Ces conflits se sont progressivement atténués (y compris au cours de la période d’enquête) pour laisser place à des relations plus souples et pacifiées à la fois entre les agents et entre agents et encadrement. Si des tensions demeurent, liées à un mode de management parfois jugé directif, la connaissance des problématiques du terrain, la capacité à apporter des réponses opérationnelles aux agents ou encore à donner du sens aux missions par l’entremise des briefings ont aidé à asseoir la légitimité de l’encadrement.

Au final, sur les 4 bases investiguées, on distingue des niveaux de tension et des modes de management fortement contrastés. Ces tensions sont renforcées par les logiques syndicales fortes qui traversent les corps des ISVP et des CdN. Les oppositions entre les deux syndicats (UNSA et CFDT) peuvent peser sur le climat à l’intérieur même des bases, certaines d’entre elles étant des « fiefs » bien connus de l’un des deux syndicats.

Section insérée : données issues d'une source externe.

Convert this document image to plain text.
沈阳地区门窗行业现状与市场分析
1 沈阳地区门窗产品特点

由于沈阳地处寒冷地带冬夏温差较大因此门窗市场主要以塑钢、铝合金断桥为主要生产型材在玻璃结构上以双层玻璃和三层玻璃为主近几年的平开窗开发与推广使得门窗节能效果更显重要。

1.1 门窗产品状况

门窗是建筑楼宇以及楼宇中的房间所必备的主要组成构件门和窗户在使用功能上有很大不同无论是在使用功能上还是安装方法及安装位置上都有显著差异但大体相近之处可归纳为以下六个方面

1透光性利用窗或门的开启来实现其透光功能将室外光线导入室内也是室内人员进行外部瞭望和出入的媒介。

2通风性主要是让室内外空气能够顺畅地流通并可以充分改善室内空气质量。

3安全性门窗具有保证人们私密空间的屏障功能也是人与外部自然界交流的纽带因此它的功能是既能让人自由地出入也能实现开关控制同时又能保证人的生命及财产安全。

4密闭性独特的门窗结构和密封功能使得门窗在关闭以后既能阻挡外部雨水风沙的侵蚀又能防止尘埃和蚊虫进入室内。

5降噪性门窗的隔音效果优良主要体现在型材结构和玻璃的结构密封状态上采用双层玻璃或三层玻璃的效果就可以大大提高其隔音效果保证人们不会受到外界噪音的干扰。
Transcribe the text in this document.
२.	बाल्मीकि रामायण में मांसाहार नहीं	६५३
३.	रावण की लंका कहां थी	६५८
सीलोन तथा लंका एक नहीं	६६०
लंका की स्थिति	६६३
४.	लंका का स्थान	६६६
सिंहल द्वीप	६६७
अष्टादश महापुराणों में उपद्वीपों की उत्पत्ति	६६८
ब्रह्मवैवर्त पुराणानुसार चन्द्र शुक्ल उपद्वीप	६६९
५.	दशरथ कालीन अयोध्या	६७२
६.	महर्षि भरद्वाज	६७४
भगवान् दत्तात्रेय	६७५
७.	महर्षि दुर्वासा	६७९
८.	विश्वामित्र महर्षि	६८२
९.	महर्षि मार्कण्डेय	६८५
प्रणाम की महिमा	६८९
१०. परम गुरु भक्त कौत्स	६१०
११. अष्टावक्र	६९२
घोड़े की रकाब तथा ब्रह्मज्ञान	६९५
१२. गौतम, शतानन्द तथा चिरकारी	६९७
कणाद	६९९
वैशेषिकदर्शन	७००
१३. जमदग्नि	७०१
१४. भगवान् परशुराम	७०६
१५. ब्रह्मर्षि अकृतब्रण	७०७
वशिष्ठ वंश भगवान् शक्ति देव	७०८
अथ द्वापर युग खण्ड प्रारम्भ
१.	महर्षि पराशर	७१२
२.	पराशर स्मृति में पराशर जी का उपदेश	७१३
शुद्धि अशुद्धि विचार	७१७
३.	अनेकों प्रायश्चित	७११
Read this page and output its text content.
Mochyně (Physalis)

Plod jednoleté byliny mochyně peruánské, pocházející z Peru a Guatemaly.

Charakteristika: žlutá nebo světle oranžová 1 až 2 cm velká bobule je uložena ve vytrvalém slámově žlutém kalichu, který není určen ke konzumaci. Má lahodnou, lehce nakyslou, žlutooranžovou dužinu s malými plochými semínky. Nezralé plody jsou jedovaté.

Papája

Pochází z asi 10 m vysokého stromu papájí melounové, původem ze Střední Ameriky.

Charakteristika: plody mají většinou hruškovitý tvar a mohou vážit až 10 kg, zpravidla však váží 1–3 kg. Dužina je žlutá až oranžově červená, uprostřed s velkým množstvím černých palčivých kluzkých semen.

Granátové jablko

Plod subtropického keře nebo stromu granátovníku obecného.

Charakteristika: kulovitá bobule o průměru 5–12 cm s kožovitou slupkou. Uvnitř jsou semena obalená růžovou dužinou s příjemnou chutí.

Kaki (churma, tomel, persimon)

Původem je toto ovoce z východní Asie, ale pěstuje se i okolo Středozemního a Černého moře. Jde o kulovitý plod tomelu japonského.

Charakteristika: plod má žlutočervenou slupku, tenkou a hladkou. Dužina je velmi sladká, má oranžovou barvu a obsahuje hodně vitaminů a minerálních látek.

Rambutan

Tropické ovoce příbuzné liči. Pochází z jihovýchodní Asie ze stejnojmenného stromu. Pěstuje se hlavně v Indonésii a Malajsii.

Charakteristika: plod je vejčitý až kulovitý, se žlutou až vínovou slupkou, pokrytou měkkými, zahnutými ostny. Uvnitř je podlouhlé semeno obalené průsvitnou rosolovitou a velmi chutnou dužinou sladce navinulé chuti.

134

Le dispositif CdN est aujourd’hui au milieu du gué. Dispositif initialement très hiérarchisé avec un bureau central très présent, il s’est transformé sans le vouloir véritablement du fait de la croissance même du dispositif. Le bureau central doit désormais suivre près de 10 bases et plus de 135 agents. Il doit assurer la vérification, la distribution de plus de 200 fiches par jour. Il est en charge de la gestion des partenariats de l’ensemble des bases. Dans un tel contexte, le dispositif s’est distendu, sans se décentraliser véritablement. Les liens entre bases et BCDN sont moins fréquents, et les encadrants assument un rôle qui n’est plus simplement celui de gestionnaire (des emplois du temps) mais bien d’animateur d’équipe. Cette capacité à animer une équipe est inégalement répartie chez les encadrants. Distribuer les missions, constituer les équipes, animer les briefings, rappeler les règles sont des tâches complexes, ce d’autant plus que le contrôle s’effectue de façon indirecte souvent, les agents exerçant l’essentiel de leurs missions dans l’espace public sans la présence de leur supérieur. Pour autant, ce rôle des encadrants (tenu systématiquement par des agents de catégorie C, inspecteur de sécurité dans la plupart des cas,

sans expérience antérieure du management) n’est pas encore pleinement reconnu comme tel. Il est d’ailleurs partiellement amputé dans la mesure où la gestion des partenariats s’effectue principalement par le bureau central. Dans ce contexte, il paraîtrait judicieux de mieux reconnaître l’importance de ces tâches d’encadrant, tant dans le recrutement (en fixant comme priorité la capacité à gérer une équipe) que dans la formation (en prévoyant des formations pour l’accès à ces fonctions autour de l’animation de réunion, de la gestion d’équipes, etc.).